The role of sociodemographic factors in the association between SCD and DD is unclear. A positive association between maternal education and academic and neuropsychological outcomes of children with SCD had been previously reported.23 However, we did not detect this association in our own data. Additionally, other analyses of the MADDSP population indicated that mothers who are 35 years or older are at increased risk of having children with MR when compared with mothers who are younger (CA Boyle, unpublished data). The present analysis of the MADDSP population suggested a trend which indicates that children with SCD born to older mothers have a slightly increased risk for DD than those born to younger mothers, but the trend was not statistically significant. Most likely, the results from this analysis suffered from low power due to the small number of children born to older mothers (N = 141) in our population. Thus, the role of sociodemographic factors in the association between SCD and DD requires additional investigation. We should also note that there was a preponderance of male SCD cases. However, this was also true for the entire DD population. The proportion of male SCD cases was 64% and for the entire DD population, the proportion of males was 63%. Thus, factors independent of SCD must contribute to the preponderance of males with DD.

To our knowledge, the present analysis is the first population-based study that has measured the contribution of SCD to the occurrence of DD among black children. The population-based design of the study was strengthened by careful and complete ascertainment of DD outcomes. However, as with most analyses, there were also weaknesses. First, the frequency of SCD in this population had to be estimated. State newborn screening estimates of black children born in metropolitan Atlanta during the appropriate years were incomplete since the state of Georgia did not perform universal screening.24 Instead, we used a national estimate of the prevalence of SCD.2 However, even if this estimate of our population prevalence is somewhat inaccurate, it still would not affect our findings because of the large Obs/Exp ratio (130) for stroke-related DD among children with SCD. A second weakness of the study is that the genotype results (Hb SS, Hb SC, etc) were not available for the children in the analysis. Because this information was not available, we cannot make inferences about genotype-phenotype correlations. However, we suspect, due to the severity of disease among the children with SCD in our population, that most are homozygous for Hb S. Children homozygous for Hb S have a more severe course of disease1 and have the highest rates of stroke among children with SCD.46 Finally, we were unable to contact the children with SCD and perform additional examinations such as MRIs and more extensive neurological tests. Thus, we were unable to detect silent cerebral infarction and to correlate specific disabilities with detailed diagnostic results. However, even with these limitations, we were able to demonstrate clearly that neurological damage is associated with stroke among children with SCD.

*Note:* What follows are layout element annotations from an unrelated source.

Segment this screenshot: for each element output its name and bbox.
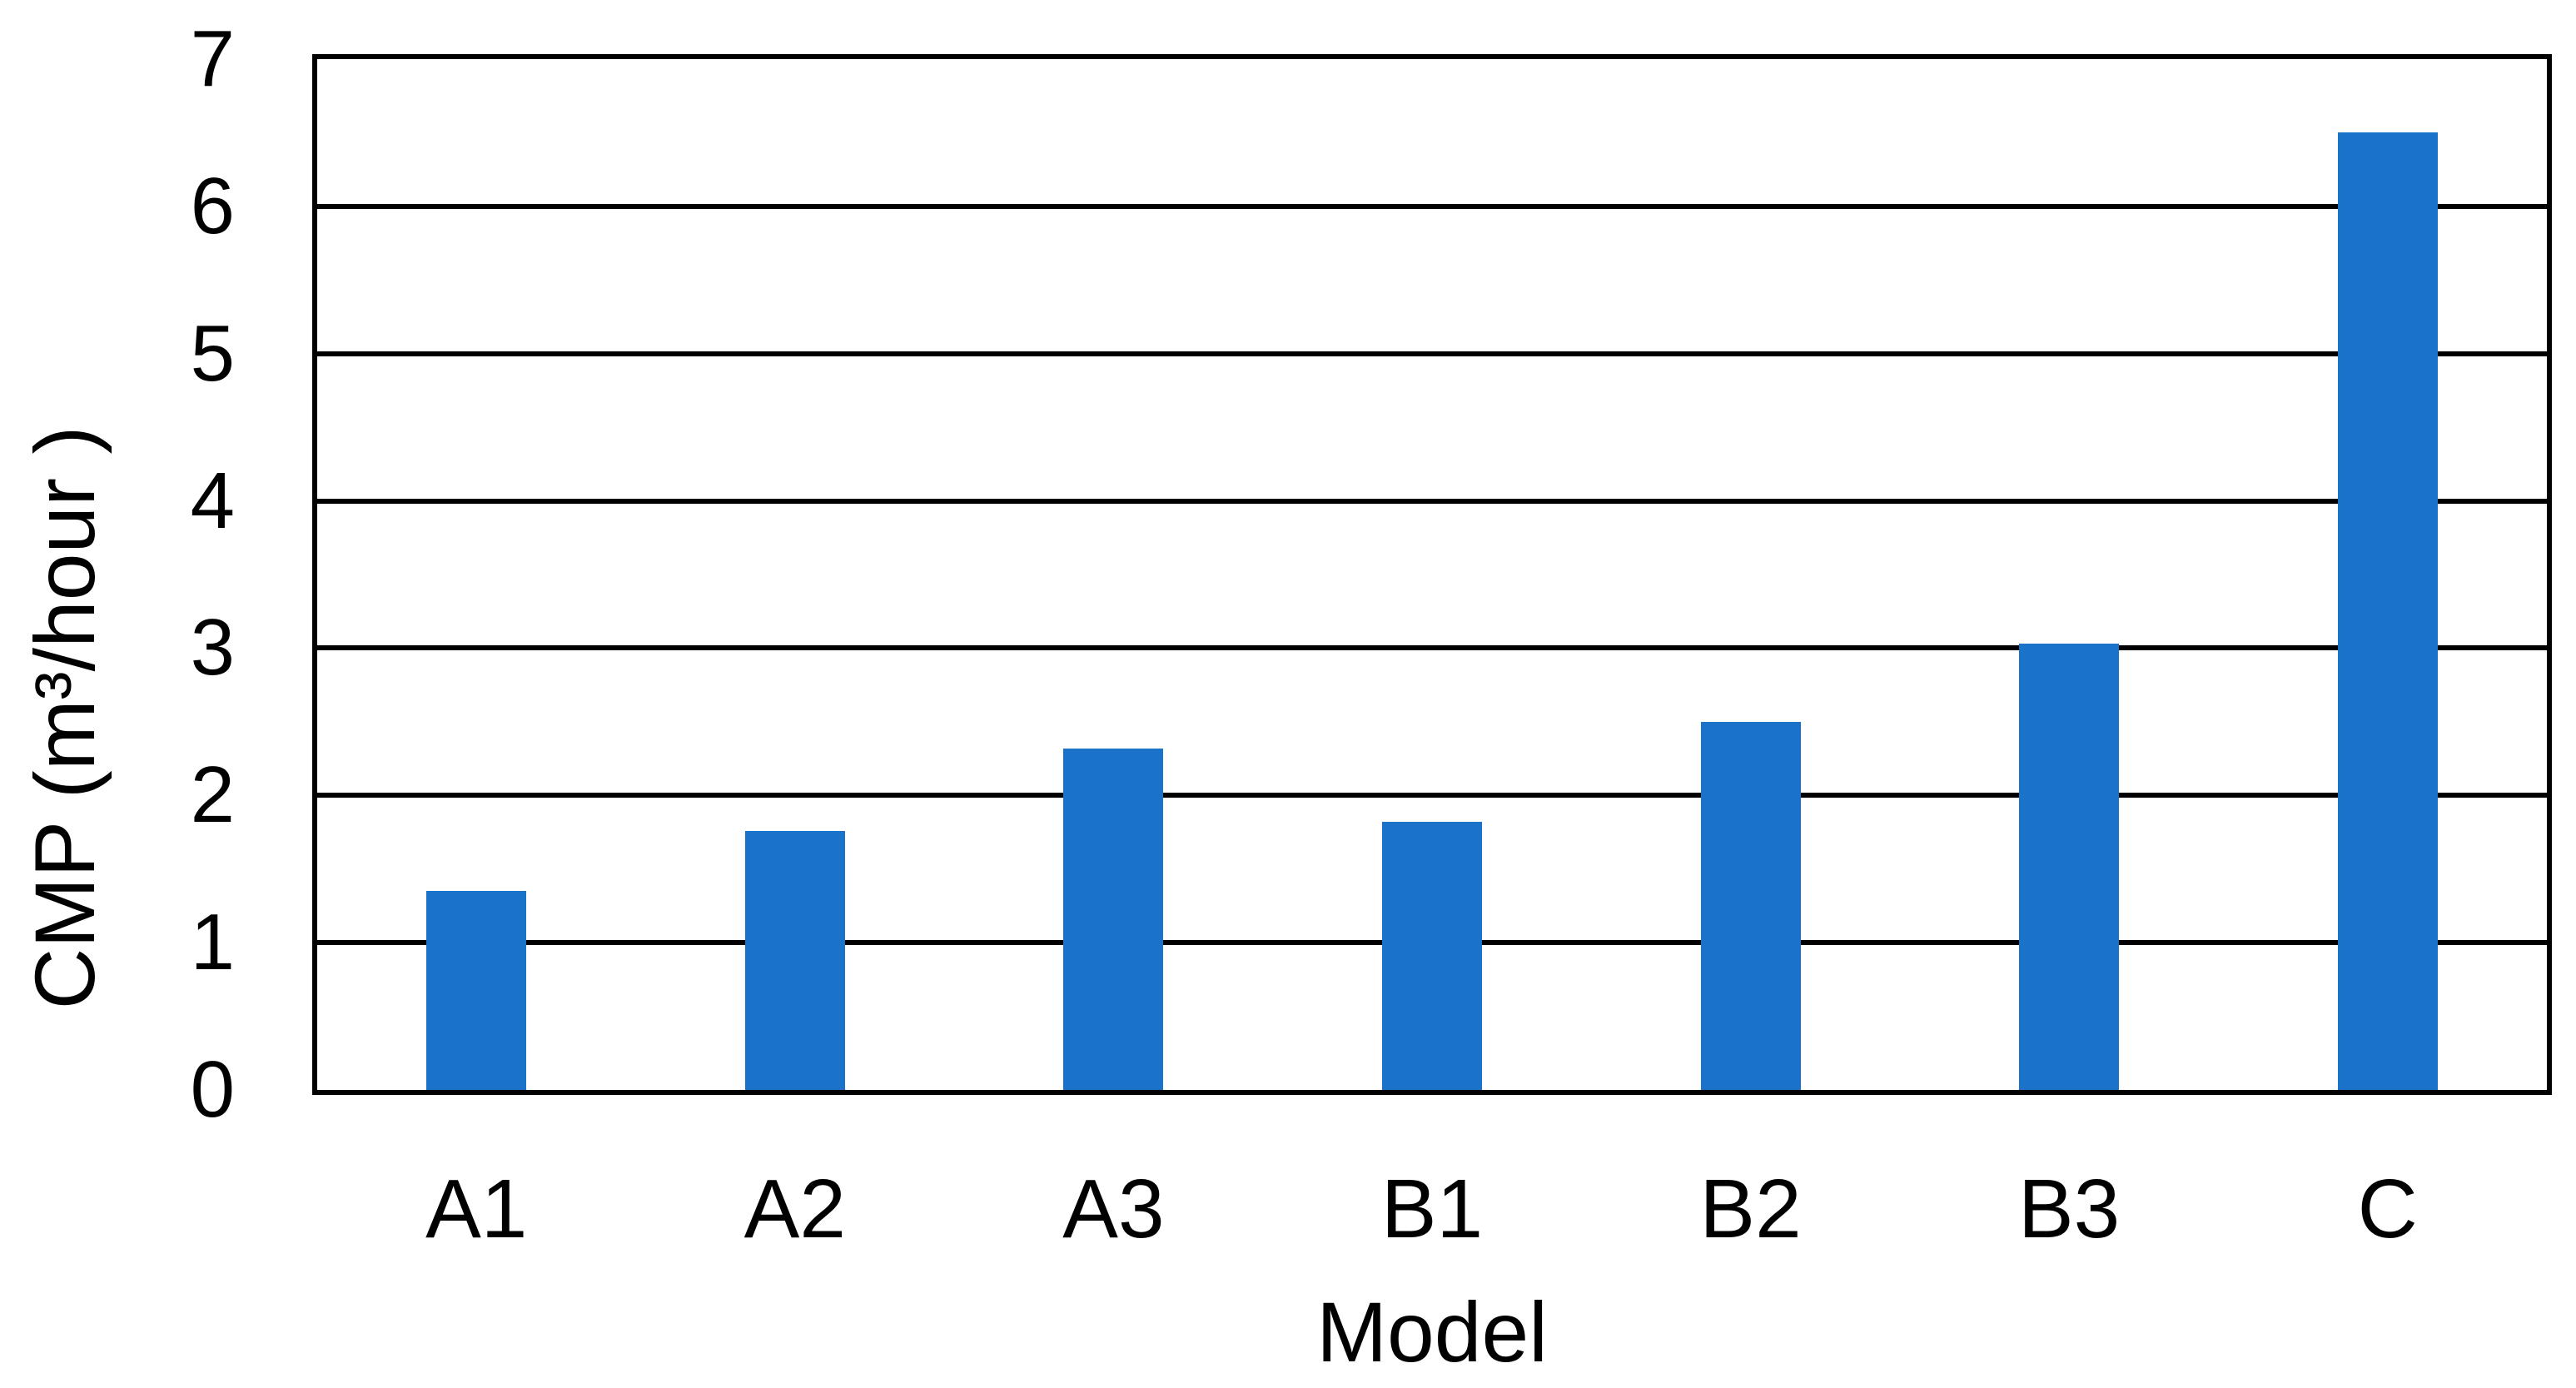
x-tick-label-a3: A3 xyxy=(1062,1162,1165,1256)
bar-b3 xyxy=(2019,644,2120,1090)
x-tick-label-a1: A1 xyxy=(425,1162,528,1256)
bars-layer xyxy=(317,59,2547,1090)
bar-a2 xyxy=(744,830,845,1090)
y-tick-label-3: 3 xyxy=(190,603,235,693)
bar-b2 xyxy=(1700,721,1801,1090)
plot-area xyxy=(312,54,2552,1095)
bar-c xyxy=(2337,132,2438,1090)
y-tick-label-6: 6 xyxy=(190,161,235,251)
x-axis-title: Model xyxy=(1316,1285,1548,1380)
y-tick-label-1: 1 xyxy=(190,898,235,988)
x-tick-label-b2: B2 xyxy=(1699,1162,1802,1256)
y-tick-label-7: 7 xyxy=(190,14,235,103)
y-tick-label-5: 5 xyxy=(190,308,235,398)
bar-b1 xyxy=(1382,822,1482,1090)
y-tick-label-0: 0 xyxy=(190,1045,235,1134)
x-tick-label-a2: A2 xyxy=(743,1162,846,1256)
gridline-y-3 xyxy=(317,645,2547,651)
gridline-y-5 xyxy=(317,351,2547,356)
bar-a3 xyxy=(1063,748,1164,1090)
bar-a1 xyxy=(426,891,527,1090)
x-tick-label-c: C xyxy=(2357,1162,2418,1256)
gridline-y-2 xyxy=(317,793,2547,798)
y-tick-label-2: 2 xyxy=(190,750,235,840)
x-tick-label-b1: B1 xyxy=(1380,1162,1484,1256)
gridline-y-6 xyxy=(317,203,2547,209)
x-tick-label-b3: B3 xyxy=(2017,1162,2121,1256)
gridline-y-4 xyxy=(317,498,2547,504)
y-tick-label-4: 4 xyxy=(190,455,235,545)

In conclusion, we have shown that children with SCD are at a much greater risk for DD than would be expected in our population and that this increased risk appears to be almost entirely associated with the occurrence of stroke. Since there are identifiable risk factors and preventive measures for strokes among children with SCD, the morbidity and disability due to SCD related stroke can be significantly reduced. These interventions have the potential to be as effective at reducing morbidity as was penicillin prophylaxis in reducing mortality among children with SCD.